A positive sign would be if the Sponsor transfers any of its properties under the REIT's management to reduce the reliance on 313 Somerset. JEM, Parkway Parade and Paya Lebar Quarter are the 3 retail/commercial properties the Sponsor owns locally.
OCBC Bank (O39.SI)
I was pretty much set on averaging down for OCBC until I read their latest financial results. The drop in profit was unexpected to me as I had forgotten to take into account how Great Eastern would be impacted by covid-19, and the knock-on effects on OCBC as the parent company. And they were doing so well in Q4 last year!
GE's non-operating losses tripled YoY ($222.8 million from $75.9 million in Q1 last year), while operating profit doubled to $298.6 million from $148.7 million from the same quarter last year. GE contributed to 23% of OCBC's net profit in Q1 2019. I am expecting the share price of all banks to be volatile in the short term so I'll tread carefully here and consider averaging down if prices drop below $8.50.

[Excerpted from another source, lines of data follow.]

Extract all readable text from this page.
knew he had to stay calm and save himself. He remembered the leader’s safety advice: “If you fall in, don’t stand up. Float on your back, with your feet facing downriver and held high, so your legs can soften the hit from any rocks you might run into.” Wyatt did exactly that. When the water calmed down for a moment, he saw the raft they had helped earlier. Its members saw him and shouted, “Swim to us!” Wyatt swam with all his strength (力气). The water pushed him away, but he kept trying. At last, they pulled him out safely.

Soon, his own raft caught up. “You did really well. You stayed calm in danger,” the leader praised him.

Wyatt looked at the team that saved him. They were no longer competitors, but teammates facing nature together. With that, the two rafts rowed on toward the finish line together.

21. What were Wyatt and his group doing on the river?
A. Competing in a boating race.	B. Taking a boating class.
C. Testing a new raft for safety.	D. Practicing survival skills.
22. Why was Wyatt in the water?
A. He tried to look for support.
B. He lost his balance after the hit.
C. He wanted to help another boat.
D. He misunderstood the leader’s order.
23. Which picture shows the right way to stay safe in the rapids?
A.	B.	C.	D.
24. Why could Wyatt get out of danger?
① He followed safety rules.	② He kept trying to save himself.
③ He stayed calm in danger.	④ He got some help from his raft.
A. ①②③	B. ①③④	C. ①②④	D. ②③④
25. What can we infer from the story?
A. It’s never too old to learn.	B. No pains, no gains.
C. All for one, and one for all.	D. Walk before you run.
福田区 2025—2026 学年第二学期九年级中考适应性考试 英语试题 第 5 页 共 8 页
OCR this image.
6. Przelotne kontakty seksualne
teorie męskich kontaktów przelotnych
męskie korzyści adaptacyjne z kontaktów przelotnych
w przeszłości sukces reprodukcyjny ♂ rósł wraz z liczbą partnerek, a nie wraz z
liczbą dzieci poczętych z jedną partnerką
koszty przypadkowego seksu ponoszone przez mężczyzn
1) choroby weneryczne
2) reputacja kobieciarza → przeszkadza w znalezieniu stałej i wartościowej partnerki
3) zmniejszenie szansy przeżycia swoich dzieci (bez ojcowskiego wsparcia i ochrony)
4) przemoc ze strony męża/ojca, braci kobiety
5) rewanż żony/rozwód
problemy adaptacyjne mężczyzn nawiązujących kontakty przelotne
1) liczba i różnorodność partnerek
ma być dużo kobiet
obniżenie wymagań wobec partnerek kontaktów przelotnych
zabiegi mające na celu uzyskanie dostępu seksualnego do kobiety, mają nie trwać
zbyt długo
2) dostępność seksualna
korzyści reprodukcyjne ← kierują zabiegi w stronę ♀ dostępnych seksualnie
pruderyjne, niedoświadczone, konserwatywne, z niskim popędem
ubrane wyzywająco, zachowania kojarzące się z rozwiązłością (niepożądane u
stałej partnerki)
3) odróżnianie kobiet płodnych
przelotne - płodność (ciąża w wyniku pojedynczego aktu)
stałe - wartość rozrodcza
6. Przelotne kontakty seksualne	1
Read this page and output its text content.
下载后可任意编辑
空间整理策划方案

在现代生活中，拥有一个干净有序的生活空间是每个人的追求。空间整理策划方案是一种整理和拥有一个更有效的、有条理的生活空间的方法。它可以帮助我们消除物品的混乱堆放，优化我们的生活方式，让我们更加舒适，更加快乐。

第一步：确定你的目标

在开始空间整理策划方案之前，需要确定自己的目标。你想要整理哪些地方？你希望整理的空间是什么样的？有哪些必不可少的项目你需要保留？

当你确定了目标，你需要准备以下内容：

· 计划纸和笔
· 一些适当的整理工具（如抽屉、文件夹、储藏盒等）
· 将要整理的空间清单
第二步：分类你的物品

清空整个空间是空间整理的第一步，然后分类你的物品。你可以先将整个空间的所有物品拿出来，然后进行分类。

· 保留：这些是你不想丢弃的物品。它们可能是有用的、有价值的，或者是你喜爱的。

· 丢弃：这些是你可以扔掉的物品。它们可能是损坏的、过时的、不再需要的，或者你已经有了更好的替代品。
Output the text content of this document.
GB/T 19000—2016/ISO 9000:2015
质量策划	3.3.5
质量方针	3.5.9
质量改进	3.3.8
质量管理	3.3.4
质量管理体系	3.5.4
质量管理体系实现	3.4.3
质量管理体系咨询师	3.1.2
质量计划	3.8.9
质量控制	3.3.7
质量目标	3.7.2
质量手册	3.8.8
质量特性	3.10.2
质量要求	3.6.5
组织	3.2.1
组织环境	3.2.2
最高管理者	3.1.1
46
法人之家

If you have not read through one of their earnings release, you really should. Alibaba is growing rapidly while staying profitable (unlike many US tech stocks). The group's Core Commerce segment is carrying the team at 88% of revenue while they work on improving profit/loss margins in their smaller business segments:
- Cloud Computing - 7% of Q4 2019 revenue
- Digital Media & Entertainment - 5%
- Innovation, Initiatives & Others - 0%
Alibaba is cash rich (FCF ~190 million RMB) and their interest coverage ratio is 37%. A large percentage of their revenue comes from what they call "China commerce retail". This segment includes e-commerce platforms Taobao and T-Mall, which are expected to do well in the current climate of lockdowns and movement restrictions, and a supermarket chain called Freshippo/Hema (河马) which has 135 physical stores (as of Mar 2019) and also does online delivery. Considering how well grocery stores in Singapore are doing, I imagine the same effect happening in Chinese cities too.
By the way, RedMart is under Lazada and Alibaba has a controlling stake in Lazada - valued at 83% of the company in 2017. Alibaba recently acquired a 50% stake in AXA Tower which houses Lazada as an anchor tenant. These are signs of confidence in their local and international business segments. I am bullish on Alibaba even if there is near-term weakness due to covid-19 and I plan to continue averaging in at every dip I can catch. Alibaba is expected to report their Q1 2020 earnings on 22 May 2020 at 7.30pm (UTC +8).